ADR-0663: MOS Label Materializer¶
- Status: Accepted
- Date: 2026-05-21
- Deciders: Lusoris agents
- Tags: ai, mos, training, corpus
Context¶
The AI refresh surfaced a bad failure mode: a KoNViD full-feature parquet had features and split labels but no mos column, and train_konvid_mos_head.py silently fell back to synthetic data. That created a real-looking output filename for a synthetic checkpoint and hid the actual problem: MOS labels were never joined onto the feature table.
The fork now has several MOS-labelled corpora and refreshed feature tables. Operators need an explicit, testable join step that materialises labels before training, with enough audit metadata to catch weak coverage and stale keys.
Decision¶
Add ai/scripts/materialize_mos_labels.py, a table-side MOS label joiner for parquet, JSONL/NDJSON, JSON, and CSV tables. The script joins subjective MOS labels onto already-extracted feature tables by explicit or inferred clip keys, supports regex key extraction, writes mos, mos_raw_0_100, mos_label_status, and provenance columns, rejects conflicting duplicate label keys, and fails by default below 95% unique-key coverage.

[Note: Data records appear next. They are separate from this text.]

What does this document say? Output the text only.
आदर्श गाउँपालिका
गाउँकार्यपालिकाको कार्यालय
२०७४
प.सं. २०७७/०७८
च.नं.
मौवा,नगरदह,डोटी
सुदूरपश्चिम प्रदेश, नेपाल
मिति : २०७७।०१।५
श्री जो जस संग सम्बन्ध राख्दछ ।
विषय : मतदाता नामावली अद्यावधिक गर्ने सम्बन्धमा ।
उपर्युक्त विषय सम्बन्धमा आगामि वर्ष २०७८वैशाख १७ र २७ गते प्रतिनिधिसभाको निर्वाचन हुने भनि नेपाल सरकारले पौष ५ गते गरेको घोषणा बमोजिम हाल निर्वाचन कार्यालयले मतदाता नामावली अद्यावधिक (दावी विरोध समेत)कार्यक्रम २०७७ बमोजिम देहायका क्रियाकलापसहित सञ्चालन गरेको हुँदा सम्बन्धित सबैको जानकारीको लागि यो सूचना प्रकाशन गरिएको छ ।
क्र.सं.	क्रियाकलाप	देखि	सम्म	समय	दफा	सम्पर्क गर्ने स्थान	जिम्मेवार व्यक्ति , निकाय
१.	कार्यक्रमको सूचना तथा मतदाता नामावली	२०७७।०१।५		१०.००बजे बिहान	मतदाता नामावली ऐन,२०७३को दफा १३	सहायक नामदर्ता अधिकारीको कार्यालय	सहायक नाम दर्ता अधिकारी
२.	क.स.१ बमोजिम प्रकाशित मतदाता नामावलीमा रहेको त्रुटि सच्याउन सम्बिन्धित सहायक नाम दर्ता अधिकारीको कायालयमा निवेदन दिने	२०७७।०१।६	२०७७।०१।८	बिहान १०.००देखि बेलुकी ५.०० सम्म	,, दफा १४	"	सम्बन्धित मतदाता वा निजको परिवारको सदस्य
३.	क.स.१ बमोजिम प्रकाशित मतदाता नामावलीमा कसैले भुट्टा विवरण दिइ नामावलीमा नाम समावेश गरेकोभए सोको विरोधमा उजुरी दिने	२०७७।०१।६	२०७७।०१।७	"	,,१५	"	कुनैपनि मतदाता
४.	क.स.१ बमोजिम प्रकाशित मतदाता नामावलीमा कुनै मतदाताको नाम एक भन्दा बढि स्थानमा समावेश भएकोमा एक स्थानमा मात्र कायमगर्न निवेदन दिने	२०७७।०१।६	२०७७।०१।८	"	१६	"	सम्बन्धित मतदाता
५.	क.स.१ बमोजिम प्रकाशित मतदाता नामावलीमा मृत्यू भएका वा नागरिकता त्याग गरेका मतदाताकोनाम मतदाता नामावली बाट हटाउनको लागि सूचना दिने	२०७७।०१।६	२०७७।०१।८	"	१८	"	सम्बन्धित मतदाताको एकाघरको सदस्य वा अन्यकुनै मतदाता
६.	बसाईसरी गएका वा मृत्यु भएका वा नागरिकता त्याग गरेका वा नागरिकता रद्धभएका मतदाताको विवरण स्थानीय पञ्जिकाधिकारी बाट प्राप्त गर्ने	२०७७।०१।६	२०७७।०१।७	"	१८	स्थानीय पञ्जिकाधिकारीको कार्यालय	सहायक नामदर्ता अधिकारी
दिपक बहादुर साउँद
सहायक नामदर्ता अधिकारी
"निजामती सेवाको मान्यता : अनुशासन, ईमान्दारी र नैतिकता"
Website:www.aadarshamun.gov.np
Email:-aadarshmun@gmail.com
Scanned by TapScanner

train_konvid_mos_head.py will now fail with exit code 2 when a real run loads zero MOS-labelled rows. Synthetic data is available through explicit --smoke; --allow-synthetic-fallback exists only as a hidden legacy/debug escape hatch.
Alternatives considered¶
| Option | Pros | Cons | Why not chosen |
|---|---|---|---|
| Keep synthetic fallback in the trainer | Existing scripts keep running | Real-data mistakes produce plausible synthetic artefacts and waste GPU time | Rejected; real training must fail loudly when labels are absent |
| Join labels inside each trainer | Fewer operator steps for one model | Duplicates key-matching and coverage policy across KoNViD, CHUG, and future MOS heads | Rejected; table materialisation is easier to audit and reuse |
| Require exact key equality only | Simple implementation | Public corpus feature tables often carry numeric ids inside filenames or paths | Rejected; regex extraction is needed for KoNViD/CHUG-style joins |
| Average duplicate labels | Handles repeated label files | Masks stale reruns and conflicting source rows | Rejected; conflicting duplicates are data poisoning |
Consequences¶
- Positive: MOS-head training can no longer silently turn an empty real corpus into a synthetic checkpoint.
- Positive: the same labelled feature parquet can feed training, signal-mix audits, and later retrain comparisons.
- Positive: match coverage and label provenance are recorded as an audit JSON rather than inferred from trainer logs.
- Negative: operators must run one extra materialisation command when feature extraction and MOS labels live in separate tables.
- Neutral / follow-ups: use the materializer for the KoNViD refresh and CHUG-derived HDR tables, then retrain the MOS heads with real labelled rows.
References¶
- docs/ai/mos-label-materializer.md
- docs/ai/models/konvid_mos_head_v1.md
- User request: "and for sure ai trainings to start? ... wake up ffs"
- User request: "and implement everything that is not blocked by the model"